La banque d’Irlande lance un appel à contributions (pour le 15 novembre 2023) pour l’adoption d’une politique macro prudentielle pour la régulation des fonds. Elle indique : “Le secteur des fonds est diversifié, avec différents types de cohortes de fonds présentant différents profils de risque systémique. Cela doit être pris en compte dans toute évaluation des risques systémiques ainsi que dans les délibérations politiques. Dans l’ensemble, à mesure que le secteur des fonds a continué de croître et s’est intégré davantage au fonctionnement plus large de plusieurs marchés financiers clés, le cadre réglementaire doit évoluer. Le cadre réglementaire actuel du secteur des fonds – qui a été largement conçu autour de la protection des investisseurs – aide à traiter certains éléments spécifiques aux fonds qui peuvent contribuer au risque systémique. Cependant, comme en témoignent les épisodes récents, le cadre actuel n’a pas été suffisant pour réduire la propension de certaines cohortes de fonds à amplifier les chocs en période de stress. Une perspective macro prudentielle est donc nécessaire dans la régulation du secteur des fonds.

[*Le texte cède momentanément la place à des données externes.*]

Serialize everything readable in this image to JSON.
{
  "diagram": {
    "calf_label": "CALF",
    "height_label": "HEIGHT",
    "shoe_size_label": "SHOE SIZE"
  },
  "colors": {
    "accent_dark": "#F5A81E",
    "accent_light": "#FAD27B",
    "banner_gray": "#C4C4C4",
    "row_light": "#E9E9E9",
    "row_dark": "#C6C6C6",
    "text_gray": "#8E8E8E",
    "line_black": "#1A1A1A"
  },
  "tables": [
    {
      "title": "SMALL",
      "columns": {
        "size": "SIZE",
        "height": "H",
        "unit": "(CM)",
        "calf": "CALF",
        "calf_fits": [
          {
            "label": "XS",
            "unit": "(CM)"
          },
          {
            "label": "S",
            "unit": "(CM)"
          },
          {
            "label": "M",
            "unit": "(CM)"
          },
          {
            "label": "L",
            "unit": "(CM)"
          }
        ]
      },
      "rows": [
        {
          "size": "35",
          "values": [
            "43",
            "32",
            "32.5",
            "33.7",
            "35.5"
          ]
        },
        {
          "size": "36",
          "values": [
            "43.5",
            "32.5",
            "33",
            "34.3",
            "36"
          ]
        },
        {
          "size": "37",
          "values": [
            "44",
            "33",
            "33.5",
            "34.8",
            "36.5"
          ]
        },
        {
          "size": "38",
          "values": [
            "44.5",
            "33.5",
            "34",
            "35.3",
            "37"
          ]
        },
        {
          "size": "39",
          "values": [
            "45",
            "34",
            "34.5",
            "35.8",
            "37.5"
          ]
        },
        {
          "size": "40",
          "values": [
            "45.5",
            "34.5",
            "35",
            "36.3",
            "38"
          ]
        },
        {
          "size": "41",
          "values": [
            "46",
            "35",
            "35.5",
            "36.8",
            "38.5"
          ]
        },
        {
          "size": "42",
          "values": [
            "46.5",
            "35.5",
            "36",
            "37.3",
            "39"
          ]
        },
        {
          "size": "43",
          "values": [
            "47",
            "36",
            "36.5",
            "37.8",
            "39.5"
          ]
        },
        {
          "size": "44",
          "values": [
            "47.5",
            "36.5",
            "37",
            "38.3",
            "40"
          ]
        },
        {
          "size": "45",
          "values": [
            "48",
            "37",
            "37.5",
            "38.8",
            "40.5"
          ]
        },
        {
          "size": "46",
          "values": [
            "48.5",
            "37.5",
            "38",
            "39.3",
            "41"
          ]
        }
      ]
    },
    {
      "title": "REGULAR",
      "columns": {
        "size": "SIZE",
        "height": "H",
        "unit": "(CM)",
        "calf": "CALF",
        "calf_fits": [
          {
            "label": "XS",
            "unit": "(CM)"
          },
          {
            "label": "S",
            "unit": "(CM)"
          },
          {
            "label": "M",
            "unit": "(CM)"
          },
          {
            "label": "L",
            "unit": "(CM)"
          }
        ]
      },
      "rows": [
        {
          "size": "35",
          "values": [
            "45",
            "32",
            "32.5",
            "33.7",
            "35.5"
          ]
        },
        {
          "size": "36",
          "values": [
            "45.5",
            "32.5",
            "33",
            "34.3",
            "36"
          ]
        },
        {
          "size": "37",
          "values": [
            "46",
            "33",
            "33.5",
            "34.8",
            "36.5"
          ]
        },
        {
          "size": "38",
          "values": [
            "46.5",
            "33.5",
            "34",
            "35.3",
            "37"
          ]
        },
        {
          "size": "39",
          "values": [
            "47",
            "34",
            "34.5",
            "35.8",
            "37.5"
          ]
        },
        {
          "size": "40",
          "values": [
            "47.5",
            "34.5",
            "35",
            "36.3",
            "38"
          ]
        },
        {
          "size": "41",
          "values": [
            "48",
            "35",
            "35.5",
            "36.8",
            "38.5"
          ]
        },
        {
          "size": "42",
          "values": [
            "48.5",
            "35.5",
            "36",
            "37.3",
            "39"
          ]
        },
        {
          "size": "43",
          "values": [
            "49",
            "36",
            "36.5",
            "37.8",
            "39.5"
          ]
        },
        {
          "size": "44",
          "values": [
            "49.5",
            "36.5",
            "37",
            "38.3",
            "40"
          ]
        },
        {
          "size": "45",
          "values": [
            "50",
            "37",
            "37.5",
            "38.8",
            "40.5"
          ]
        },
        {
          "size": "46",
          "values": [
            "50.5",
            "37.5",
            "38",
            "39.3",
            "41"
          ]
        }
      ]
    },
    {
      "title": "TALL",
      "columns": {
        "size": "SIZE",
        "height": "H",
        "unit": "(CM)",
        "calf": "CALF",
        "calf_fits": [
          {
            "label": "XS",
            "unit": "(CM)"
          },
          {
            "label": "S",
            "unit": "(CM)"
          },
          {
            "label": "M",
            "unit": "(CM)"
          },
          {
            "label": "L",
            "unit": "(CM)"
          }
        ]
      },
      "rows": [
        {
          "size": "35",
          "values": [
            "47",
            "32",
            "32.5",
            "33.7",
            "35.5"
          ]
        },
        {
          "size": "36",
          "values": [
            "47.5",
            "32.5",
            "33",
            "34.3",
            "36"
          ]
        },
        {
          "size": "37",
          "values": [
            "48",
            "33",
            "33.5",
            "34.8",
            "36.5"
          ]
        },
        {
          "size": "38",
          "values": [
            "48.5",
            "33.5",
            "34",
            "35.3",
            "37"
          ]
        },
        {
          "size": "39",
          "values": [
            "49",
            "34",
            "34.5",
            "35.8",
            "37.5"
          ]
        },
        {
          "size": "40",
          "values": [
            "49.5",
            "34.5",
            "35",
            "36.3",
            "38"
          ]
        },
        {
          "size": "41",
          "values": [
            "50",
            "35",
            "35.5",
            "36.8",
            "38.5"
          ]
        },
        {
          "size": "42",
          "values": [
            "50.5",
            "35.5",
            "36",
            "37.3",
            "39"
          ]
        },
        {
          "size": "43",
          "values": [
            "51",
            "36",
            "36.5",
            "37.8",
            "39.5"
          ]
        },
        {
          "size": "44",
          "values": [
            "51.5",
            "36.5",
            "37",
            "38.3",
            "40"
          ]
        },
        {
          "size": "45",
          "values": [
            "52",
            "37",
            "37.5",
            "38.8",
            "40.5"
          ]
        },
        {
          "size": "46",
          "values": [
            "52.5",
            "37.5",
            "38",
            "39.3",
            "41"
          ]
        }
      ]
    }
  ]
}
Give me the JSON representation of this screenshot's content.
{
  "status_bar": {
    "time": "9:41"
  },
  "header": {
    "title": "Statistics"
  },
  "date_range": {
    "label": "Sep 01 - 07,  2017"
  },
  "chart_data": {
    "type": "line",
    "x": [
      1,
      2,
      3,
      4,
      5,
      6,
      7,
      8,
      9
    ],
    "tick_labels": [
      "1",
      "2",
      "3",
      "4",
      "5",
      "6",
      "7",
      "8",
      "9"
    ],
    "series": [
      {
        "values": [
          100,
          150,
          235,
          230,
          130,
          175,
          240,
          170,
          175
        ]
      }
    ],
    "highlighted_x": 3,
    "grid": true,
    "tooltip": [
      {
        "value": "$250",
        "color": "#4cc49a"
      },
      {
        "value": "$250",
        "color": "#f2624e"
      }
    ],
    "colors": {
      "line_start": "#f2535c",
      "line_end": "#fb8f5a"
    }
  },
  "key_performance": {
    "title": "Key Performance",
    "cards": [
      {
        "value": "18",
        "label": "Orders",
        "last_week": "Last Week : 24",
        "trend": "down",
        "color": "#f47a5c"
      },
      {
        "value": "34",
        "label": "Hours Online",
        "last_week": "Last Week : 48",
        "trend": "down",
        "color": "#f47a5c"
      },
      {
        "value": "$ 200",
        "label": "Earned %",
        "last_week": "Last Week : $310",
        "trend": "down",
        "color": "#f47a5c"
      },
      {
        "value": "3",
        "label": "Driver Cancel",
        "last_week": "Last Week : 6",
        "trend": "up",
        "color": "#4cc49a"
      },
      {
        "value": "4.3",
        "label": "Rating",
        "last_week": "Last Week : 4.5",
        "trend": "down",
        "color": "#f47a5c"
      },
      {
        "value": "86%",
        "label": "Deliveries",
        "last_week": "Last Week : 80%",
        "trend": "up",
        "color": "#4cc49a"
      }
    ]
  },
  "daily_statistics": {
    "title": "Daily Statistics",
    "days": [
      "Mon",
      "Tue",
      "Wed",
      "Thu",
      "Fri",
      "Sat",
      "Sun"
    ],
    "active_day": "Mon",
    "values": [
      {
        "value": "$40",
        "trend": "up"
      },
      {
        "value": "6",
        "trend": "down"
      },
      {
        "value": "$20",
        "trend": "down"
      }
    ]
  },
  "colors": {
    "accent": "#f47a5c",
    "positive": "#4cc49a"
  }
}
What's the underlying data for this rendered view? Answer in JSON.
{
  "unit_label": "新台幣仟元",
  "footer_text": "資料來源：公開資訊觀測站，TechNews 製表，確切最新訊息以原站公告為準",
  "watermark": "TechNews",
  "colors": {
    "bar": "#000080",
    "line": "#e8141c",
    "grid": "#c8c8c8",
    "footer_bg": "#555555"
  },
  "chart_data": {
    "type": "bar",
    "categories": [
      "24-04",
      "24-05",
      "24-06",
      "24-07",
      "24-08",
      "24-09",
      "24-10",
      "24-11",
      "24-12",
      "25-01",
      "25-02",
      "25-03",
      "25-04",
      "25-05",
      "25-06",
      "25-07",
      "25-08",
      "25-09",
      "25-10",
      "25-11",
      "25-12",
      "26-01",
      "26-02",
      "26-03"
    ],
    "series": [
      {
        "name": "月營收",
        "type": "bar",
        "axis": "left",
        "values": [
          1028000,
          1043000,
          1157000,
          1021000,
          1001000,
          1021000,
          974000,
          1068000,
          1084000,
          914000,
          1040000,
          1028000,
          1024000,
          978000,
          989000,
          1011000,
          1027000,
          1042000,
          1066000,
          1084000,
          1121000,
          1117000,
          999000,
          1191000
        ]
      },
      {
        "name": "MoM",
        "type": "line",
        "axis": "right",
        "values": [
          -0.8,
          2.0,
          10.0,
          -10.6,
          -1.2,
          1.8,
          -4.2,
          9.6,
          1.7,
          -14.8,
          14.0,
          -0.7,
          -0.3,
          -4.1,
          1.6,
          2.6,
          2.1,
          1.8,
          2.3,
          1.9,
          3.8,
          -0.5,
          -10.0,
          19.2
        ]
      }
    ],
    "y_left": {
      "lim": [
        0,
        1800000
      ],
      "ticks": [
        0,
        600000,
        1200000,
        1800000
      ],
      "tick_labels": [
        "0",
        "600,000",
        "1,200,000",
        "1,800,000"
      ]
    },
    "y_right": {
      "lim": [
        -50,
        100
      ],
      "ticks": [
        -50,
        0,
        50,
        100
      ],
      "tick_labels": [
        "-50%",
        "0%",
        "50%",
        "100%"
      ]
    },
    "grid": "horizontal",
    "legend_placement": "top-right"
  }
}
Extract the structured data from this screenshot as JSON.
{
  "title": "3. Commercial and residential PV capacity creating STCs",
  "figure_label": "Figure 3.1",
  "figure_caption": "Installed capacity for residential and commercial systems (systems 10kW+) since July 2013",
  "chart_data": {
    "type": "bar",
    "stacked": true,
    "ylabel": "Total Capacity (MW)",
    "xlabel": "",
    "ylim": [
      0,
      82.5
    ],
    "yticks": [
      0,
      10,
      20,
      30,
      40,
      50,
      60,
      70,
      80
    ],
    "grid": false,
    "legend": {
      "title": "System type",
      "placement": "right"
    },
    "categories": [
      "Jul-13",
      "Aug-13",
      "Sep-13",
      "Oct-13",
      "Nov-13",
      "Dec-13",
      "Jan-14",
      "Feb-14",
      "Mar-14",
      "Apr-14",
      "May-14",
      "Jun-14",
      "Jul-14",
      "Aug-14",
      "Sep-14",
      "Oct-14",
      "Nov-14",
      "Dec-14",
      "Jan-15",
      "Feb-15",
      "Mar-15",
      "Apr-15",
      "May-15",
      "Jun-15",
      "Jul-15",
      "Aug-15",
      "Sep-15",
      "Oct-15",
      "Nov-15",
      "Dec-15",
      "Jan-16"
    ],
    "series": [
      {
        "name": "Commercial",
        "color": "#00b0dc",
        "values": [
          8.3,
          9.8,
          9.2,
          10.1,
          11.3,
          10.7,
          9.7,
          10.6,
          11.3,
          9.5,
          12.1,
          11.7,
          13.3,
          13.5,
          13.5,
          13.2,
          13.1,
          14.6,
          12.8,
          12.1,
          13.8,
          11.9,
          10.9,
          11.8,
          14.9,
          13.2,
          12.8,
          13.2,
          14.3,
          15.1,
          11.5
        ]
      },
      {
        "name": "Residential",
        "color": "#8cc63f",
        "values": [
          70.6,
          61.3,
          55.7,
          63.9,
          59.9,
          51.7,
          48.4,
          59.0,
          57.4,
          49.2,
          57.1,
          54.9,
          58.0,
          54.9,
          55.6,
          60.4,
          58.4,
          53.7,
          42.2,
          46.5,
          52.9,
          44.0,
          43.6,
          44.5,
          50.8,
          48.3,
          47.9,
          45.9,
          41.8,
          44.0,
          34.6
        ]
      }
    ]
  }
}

Pourquoi de telles interrogations ?
Pourquoi de telles inquiétudes ?

Mais aussi, pourquoi la Banque d’Irlande lance-t-elle ce sujet ?

Dans le document qui explicite son appel à contribution, la Banque centrale décrit bien que l’Irlande est une des localisations des plus importantes pour les INFB (institutions financière non bancaires) et plus spécialement pour les fonds d’investissement de toutes natures. Toutefois, plus qu’une place financière importante, dotée de gestionnaires et d’équipes d’analystes nombreuses et habiles, on parlerait davantage pour l’Irlande de plateforme. Cela signifie que les fonds d’investissement en question sont juridiquement enregistrés en Irlande, régulés par les autorités de marché irlandaises, mais sont gérés en dehors d’Irlande et n’ont que peu de rapports avec l’économie irlandaise. Sans l’expliciter d’ailleurs vraiment, la Banque d’Irlande le reconnait : “Les liens du secteur irlandais des fonds avec l’économie réelle nationale sont relativement faibles par rapport à la taille du secteur, mais ils ont augmenté et sont particulièrement pertinents sur le marché irlandais de l’immobilier commercial (CRE)”.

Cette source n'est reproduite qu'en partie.